A few months after this he again fell in with the gunboat Sovereign. He was sailing a huge junk at this time, and under this disguise came near escaping again. He was recognized, however, and captured with his entire crew. They were taken to Hong-Kong. Here he was confined for nearly a year, an object of curiosity, until they were ready to cut off his head.
He and his men were led out every day or two and held in line while the swordsman walked along them with upraised blade. When this grim executioner had chosen a man, which he did at random, he would bring the weapon down suddenly upon the back of his neck. This was trying on the nerves of those of the crew who had to look on. No one knew just when his turn would come.
Craven, however, stood it well for a month or two and was apparently indifferent to the sight of death, but the long strain of hunting his fellow-men and of being hunted in turn by them had done its work. His nervous energy had been pretty well used up. One day a trader came into the harbor and brought a woman to the English consul’s. She claimed to be Craven’s wife. It took some time before she could get to see her husband, but through the consul’s influence she finally did. Then came the break in the man’s nerve.
From that time on he trembled when the sword struck. At the end of a week he was hysterical, and they had to hold him when they brought him out. His sole idea now was to live to see the woman who had caused his ruin. This he struggled and cried for, and the idea of separating from her again caused him more agony than one can well conceive.

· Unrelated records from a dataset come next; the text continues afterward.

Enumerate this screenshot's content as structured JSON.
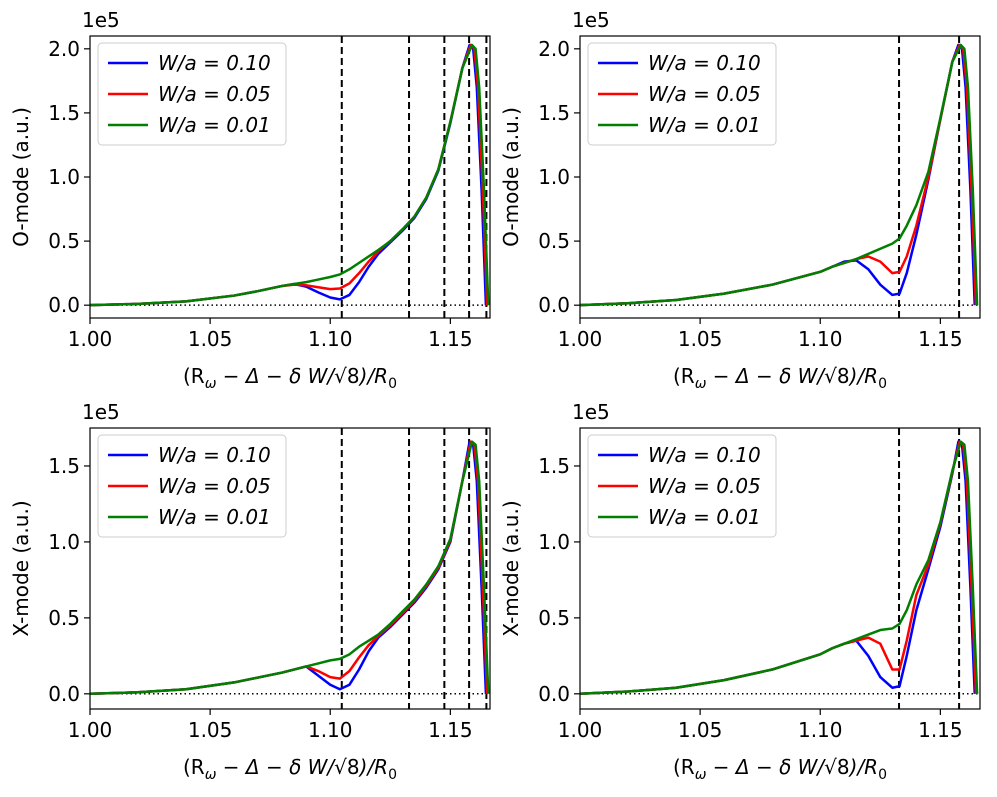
{
  "chart_data": [
    {
      "type": "line",
      "ylabel": "O-mode (a.u.)",
      "xlabel_parts": {
        "main": "(R",
        "omega": "ω",
        "mid": " − Δ − δ W/",
        "sqrt": "√8",
        "close": ")/R",
        "sub": "0"
      },
      "offset_text": "1e5",
      "xlim": [
        1.0,
        1.1665
      ],
      "ylim": [
        -0.1,
        2.1
      ],
      "xticks": [
        {
          "v": 1.0,
          "label": "1.00"
        },
        {
          "v": 1.05,
          "label": "1.05"
        },
        {
          "v": 1.1,
          "label": "1.10"
        },
        {
          "v": 1.15,
          "label": "1.15"
        }
      ],
      "yticks": [
        {
          "v": 0.0,
          "label": "0.0"
        },
        {
          "v": 0.5,
          "label": "0.5"
        },
        {
          "v": 1.0,
          "label": "1.0"
        },
        {
          "v": 1.5,
          "label": "1.5"
        },
        {
          "v": 2.0,
          "label": "2.0"
        }
      ],
      "vlines": [
        1.1048,
        1.1328,
        1.1475,
        1.1578,
        1.165
      ],
      "hline": 0,
      "series": [
        {
          "name": "W/a = 0.10",
          "color": "#0000ff",
          "x": [
            1.0,
            1.02,
            1.04,
            1.06,
            1.07,
            1.08,
            1.085,
            1.09,
            1.095,
            1.1,
            1.104,
            1.108,
            1.112,
            1.116,
            1.12,
            1.125,
            1.13,
            1.135,
            1.14,
            1.145,
            1.15,
            1.155,
            1.158,
            1.1595,
            1.161,
            1.163,
            1.1648
          ],
          "y": [
            0.0,
            0.01,
            0.03,
            0.075,
            0.11,
            0.15,
            0.165,
            0.145,
            0.1,
            0.06,
            0.045,
            0.08,
            0.18,
            0.3,
            0.4,
            0.49,
            0.58,
            0.68,
            0.83,
            1.05,
            1.42,
            1.85,
            2.03,
            2.0,
            1.7,
            0.9,
            0.0
          ]
        },
        {
          "name": "W/a = 0.05",
          "color": "#ff0000",
          "x": [
            1.0,
            1.02,
            1.04,
            1.06,
            1.07,
            1.08,
            1.085,
            1.09,
            1.095,
            1.1,
            1.104,
            1.108,
            1.112,
            1.116,
            1.12,
            1.125,
            1.13,
            1.135,
            1.14,
            1.145,
            1.15,
            1.155,
            1.1585,
            1.16,
            1.1615,
            1.1635,
            1.1653
          ],
          "y": [
            0.0,
            0.01,
            0.03,
            0.075,
            0.11,
            0.15,
            0.16,
            0.155,
            0.14,
            0.125,
            0.13,
            0.17,
            0.25,
            0.34,
            0.42,
            0.5,
            0.59,
            0.69,
            0.84,
            1.06,
            1.43,
            1.85,
            2.03,
            2.0,
            1.7,
            0.9,
            0.0
          ]
        },
        {
          "name": "W/a = 0.01",
          "color": "#008000",
          "x": [
            1.0,
            1.02,
            1.04,
            1.06,
            1.07,
            1.08,
            1.085,
            1.09,
            1.095,
            1.1,
            1.104,
            1.108,
            1.112,
            1.116,
            1.12,
            1.125,
            1.13,
            1.135,
            1.14,
            1.145,
            1.15,
            1.155,
            1.159,
            1.1605,
            1.162,
            1.164,
            1.1658
          ],
          "y": [
            0.0,
            0.01,
            0.03,
            0.075,
            0.11,
            0.15,
            0.165,
            0.18,
            0.2,
            0.22,
            0.24,
            0.28,
            0.33,
            0.38,
            0.43,
            0.5,
            0.59,
            0.69,
            0.84,
            1.06,
            1.43,
            1.85,
            2.03,
            2.0,
            1.7,
            0.9,
            0.0
          ]
        }
      ],
      "legend_position": "upper-left"
    },
    {
      "type": "line",
      "ylabel": "O-mode (a.u.)",
      "xlabel_parts": {
        "main": "(R",
        "omega": "ω",
        "mid": " − Δ − δ W/",
        "sqrt": "√8",
        "close": ")/R",
        "sub": "0"
      },
      "offset_text": "1e5",
      "xlim": [
        1.0,
        1.1665
      ],
      "ylim": [
        -0.1,
        2.1
      ],
      "xticks": [
        {
          "v": 1.0,
          "label": "1.00"
        },
        {
          "v": 1.05,
          "label": "1.05"
        },
        {
          "v": 1.1,
          "label": "1.10"
        },
        {
          "v": 1.15,
          "label": "1.15"
        }
      ],
      "yticks": [
        {
          "v": 0.0,
          "label": "0.0"
        },
        {
          "v": 0.5,
          "label": "0.5"
        },
        {
          "v": 1.0,
          "label": "1.0"
        },
        {
          "v": 1.5,
          "label": "1.5"
        },
        {
          "v": 2.0,
          "label": "2.0"
        }
      ],
      "vlines": [
        1.1328,
        1.1578
      ],
      "hline": 0,
      "series": [
        {
          "name": "W/a = 0.10",
          "color": "#0000ff",
          "x": [
            1.0,
            1.02,
            1.04,
            1.06,
            1.08,
            1.1,
            1.105,
            1.11,
            1.115,
            1.12,
            1.125,
            1.13,
            1.133,
            1.136,
            1.14,
            1.145,
            1.15,
            1.155,
            1.1575,
            1.159,
            1.1605,
            1.1625,
            1.1643
          ],
          "y": [
            0.0,
            0.015,
            0.04,
            0.09,
            0.16,
            0.26,
            0.3,
            0.34,
            0.35,
            0.28,
            0.16,
            0.08,
            0.09,
            0.25,
            0.55,
            0.98,
            1.45,
            1.9,
            2.03,
            2.0,
            1.7,
            0.9,
            0.0
          ]
        },
        {
          "name": "W/a = 0.05",
          "color": "#ff0000",
          "x": [
            1.0,
            1.02,
            1.04,
            1.06,
            1.08,
            1.1,
            1.105,
            1.11,
            1.115,
            1.12,
            1.125,
            1.13,
            1.133,
            1.136,
            1.14,
            1.145,
            1.15,
            1.155,
            1.158,
            1.1595,
            1.161,
            1.163,
            1.1648
          ],
          "y": [
            0.0,
            0.015,
            0.04,
            0.09,
            0.16,
            0.26,
            0.3,
            0.33,
            0.36,
            0.38,
            0.34,
            0.25,
            0.26,
            0.38,
            0.62,
            1.0,
            1.45,
            1.9,
            2.03,
            2.0,
            1.7,
            0.9,
            0.0
          ]
        },
        {
          "name": "W/a = 0.01",
          "color": "#008000",
          "x": [
            1.0,
            1.02,
            1.04,
            1.06,
            1.08,
            1.1,
            1.105,
            1.11,
            1.115,
            1.12,
            1.125,
            1.13,
            1.133,
            1.136,
            1.14,
            1.145,
            1.15,
            1.155,
            1.1585,
            1.16,
            1.1615,
            1.1635,
            1.1653
          ],
          "y": [
            0.0,
            0.015,
            0.04,
            0.09,
            0.16,
            0.26,
            0.3,
            0.33,
            0.36,
            0.4,
            0.44,
            0.48,
            0.52,
            0.62,
            0.78,
            1.04,
            1.46,
            1.9,
            2.03,
            2.0,
            1.7,
            0.9,
            0.0
          ]
        }
      ],
      "legend_position": "upper-left"
    },
    {
      "type": "line",
      "ylabel": "X-mode (a.u.)",
      "xlabel_parts": {
        "main": "(R",
        "omega": "ω",
        "mid": " − Δ − δ W/",
        "sqrt": "√8",
        "close": ")/R",
        "sub": "0"
      },
      "offset_text": "1e5",
      "xlim": [
        1.0,
        1.1665
      ],
      "ylim": [
        -0.1,
        1.75
      ],
      "xticks": [
        {
          "v": 1.0,
          "label": "1.00"
        },
        {
          "v": 1.05,
          "label": "1.05"
        },
        {
          "v": 1.1,
          "label": "1.10"
        },
        {
          "v": 1.15,
          "label": "1.15"
        }
      ],
      "yticks": [
        {
          "v": 0.0,
          "label": "0.0"
        },
        {
          "v": 0.5,
          "label": "0.5"
        },
        {
          "v": 1.0,
          "label": "1.0"
        },
        {
          "v": 1.5,
          "label": "1.5"
        }
      ],
      "vlines": [
        1.1048,
        1.1328,
        1.1475,
        1.1578,
        1.165
      ],
      "hline": 0,
      "series": [
        {
          "name": "W/a = 0.10",
          "color": "#0000ff",
          "x": [
            1.0,
            1.02,
            1.04,
            1.06,
            1.08,
            1.09,
            1.095,
            1.1,
            1.104,
            1.108,
            1.112,
            1.116,
            1.12,
            1.125,
            1.13,
            1.135,
            1.14,
            1.145,
            1.15,
            1.155,
            1.158,
            1.1595,
            1.161,
            1.163,
            1.1648
          ],
          "y": [
            0.0,
            0.01,
            0.03,
            0.075,
            0.14,
            0.18,
            0.12,
            0.06,
            0.03,
            0.06,
            0.16,
            0.28,
            0.37,
            0.44,
            0.52,
            0.6,
            0.7,
            0.82,
            1.0,
            1.4,
            1.66,
            1.64,
            1.4,
            0.7,
            0.0
          ]
        },
        {
          "name": "W/a = 0.05",
          "color": "#ff0000",
          "x": [
            1.0,
            1.02,
            1.04,
            1.06,
            1.08,
            1.09,
            1.095,
            1.1,
            1.104,
            1.108,
            1.112,
            1.116,
            1.12,
            1.125,
            1.13,
            1.135,
            1.14,
            1.145,
            1.15,
            1.155,
            1.1585,
            1.16,
            1.1615,
            1.1635,
            1.1653
          ],
          "y": [
            0.0,
            0.01,
            0.03,
            0.075,
            0.14,
            0.18,
            0.15,
            0.11,
            0.1,
            0.15,
            0.24,
            0.32,
            0.38,
            0.45,
            0.53,
            0.61,
            0.71,
            0.83,
            1.01,
            1.4,
            1.66,
            1.64,
            1.4,
            0.7,
            0.0
          ]
        },
        {
          "name": "W/a = 0.01",
          "color": "#008000",
          "x": [
            1.0,
            1.02,
            1.04,
            1.06,
            1.08,
            1.09,
            1.095,
            1.1,
            1.104,
            1.108,
            1.112,
            1.116,
            1.12,
            1.125,
            1.13,
            1.135,
            1.14,
            1.145,
            1.15,
            1.155,
            1.159,
            1.1605,
            1.162,
            1.164,
            1.1658
          ],
          "y": [
            0.0,
            0.01,
            0.03,
            0.075,
            0.14,
            0.18,
            0.2,
            0.22,
            0.23,
            0.26,
            0.31,
            0.35,
            0.39,
            0.46,
            0.54,
            0.62,
            0.72,
            0.84,
            1.02,
            1.4,
            1.66,
            1.64,
            1.4,
            0.7,
            0.0
          ]
        }
      ],
      "legend_position": "upper-left"
    },
    {
      "type": "line",
      "ylabel": "X-mode (a.u.)",
      "xlabel_parts": {
        "main": "(R",
        "omega": "ω",
        "mid": " − Δ − δ W/",
        "sqrt": "√8",
        "close": ")/R",
        "sub": "0"
      },
      "offset_text": "1e5",
      "xlim": [
        1.0,
        1.1665
      ],
      "ylim": [
        -0.1,
        1.75
      ],
      "xticks": [
        {
          "v": 1.0,
          "label": "1.00"
        },
        {
          "v": 1.05,
          "label": "1.05"
        },
        {
          "v": 1.1,
          "label": "1.10"
        },
        {
          "v": 1.15,
          "label": "1.15"
        }
      ],
      "yticks": [
        {
          "v": 0.0,
          "label": "0.0"
        },
        {
          "v": 0.5,
          "label": "0.5"
        },
        {
          "v": 1.0,
          "label": "1.0"
        },
        {
          "v": 1.5,
          "label": "1.5"
        }
      ],
      "vlines": [
        1.1328,
        1.1578
      ],
      "hline": 0,
      "series": [
        {
          "name": "W/a = 0.10",
          "color": "#0000ff",
          "x": [
            1.0,
            1.02,
            1.04,
            1.06,
            1.08,
            1.1,
            1.105,
            1.11,
            1.115,
            1.12,
            1.125,
            1.13,
            1.133,
            1.136,
            1.14,
            1.145,
            1.15,
            1.155,
            1.1575,
            1.159,
            1.1605,
            1.1625,
            1.1643
          ],
          "y": [
            0.0,
            0.015,
            0.04,
            0.09,
            0.16,
            0.26,
            0.3,
            0.33,
            0.35,
            0.25,
            0.11,
            0.04,
            0.05,
            0.25,
            0.55,
            0.82,
            1.1,
            1.45,
            1.66,
            1.64,
            1.4,
            0.7,
            0.0
          ]
        },
        {
          "name": "W/a = 0.05",
          "color": "#ff0000",
          "x": [
            1.0,
            1.02,
            1.04,
            1.06,
            1.08,
            1.1,
            1.105,
            1.11,
            1.115,
            1.12,
            1.125,
            1.13,
            1.133,
            1.136,
            1.14,
            1.145,
            1.15,
            1.155,
            1.158,
            1.1595,
            1.161,
            1.163,
            1.1648
          ],
          "y": [
            0.0,
            0.015,
            0.04,
            0.09,
            0.16,
            0.26,
            0.3,
            0.33,
            0.35,
            0.37,
            0.33,
            0.16,
            0.16,
            0.35,
            0.65,
            0.85,
            1.12,
            1.46,
            1.66,
            1.64,
            1.4,
            0.7,
            0.0
          ]
        },
        {
          "name": "W/a = 0.01",
          "color": "#008000",
          "x": [
            1.0,
            1.02,
            1.04,
            1.06,
            1.08,
            1.1,
            1.105,
            1.11,
            1.115,
            1.12,
            1.125,
            1.13,
            1.133,
            1.136,
            1.14,
            1.145,
            1.15,
            1.155,
            1.1585,
            1.16,
            1.1615,
            1.1635,
            1.1653
          ],
          "y": [
            0.0,
            0.015,
            0.04,
            0.09,
            0.16,
            0.26,
            0.3,
            0.33,
            0.36,
            0.39,
            0.42,
            0.43,
            0.46,
            0.55,
            0.72,
            0.88,
            1.13,
            1.47,
            1.66,
            1.64,
            1.4,
            0.7,
            0.0
          ]
        }
      ],
      "legend_position": "upper-left"
    }
  ]
}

The Chinese are always particular that great criminals of theirs shall get great punishments. Craven’s sufferings were prolonged as much as possible. There were forty men of his crew taken with him, and he had seen the heads of nearly all cut off. When his turn came, and it was next the last, he screamed shrilly as the swordsman swung up the blade two or three times over the victim’s head before giving the final stroke. Craven was trembling all over. He cried and begged for a little delay. His horror of death was terrible, and he pleaded to see his wife once more. The idea of separating from her now forever was more than he could stand, and it caused the greatest possible amusement to the on-lookers. They laughed and drew their long pigtails upward, meaningly, in derision. When the sword fell, Craven had gone entirely to pieces and died the death of a most pitiable coward.
Camp, who was the only man left, finally managed to get the English consul to intercede in his behalf. He was afterwards released, but his sufferings had been so great during his imprisonment that he died soon afterwards.
THE DEATH OF HUATICARA
WE were lying in the stream with the topsails hanging in the buntlines. Everything was stowed ready for getting under way. The night was very dark, as the sky was obscured by the lumpy clouds which had been banking in from the westward all day before the light sea-breeze. Now it was dead calm, and the water was smooth and streaky as it rippled past the anchor-chain and cut-water, making a low lapping sound in the gloom beneath us, which was intensified by the stillness of the quiet bay.
Gantline and I sat on the forecastle-rail, watching the lights of the city and small craft anchored closer in shore. On the port bow the black hull of the Blanco Encalada loomed like a monster in the gloom, her anchor-lights shining like eyes of fire. Her black funnel gave forth a light vapor which shone for an instant against the dark sky and vanished. Long tapering shadows cast in the dim light of her turret ports told plainly that she had her guns ready for emergencies. She lay there silent and grim in the darkness, and our clipper bark of a thousand tons appeared like a pilot-fish nestling under the protecting jaws of some monster shark, as we compared the two vessels in respect to size and strength.
It was quite late and our last boat had come aboard some time since, bringing our skipper, Zachary Green, his pretty daughter, and two passengers. At daylight we would clear with the ebb-tide and land-breeze of the early morning, and then, with good luck, we would make an offing and stand away for the States. We were sick of the war-ridden country, and even the town of Valparaiso itself offered no attraction for us. Our cargo hardly paid enough freight money to buy the vessel a suit of sails, and it was with a feeling of great relief that we steved in the last bale and closed the hatches.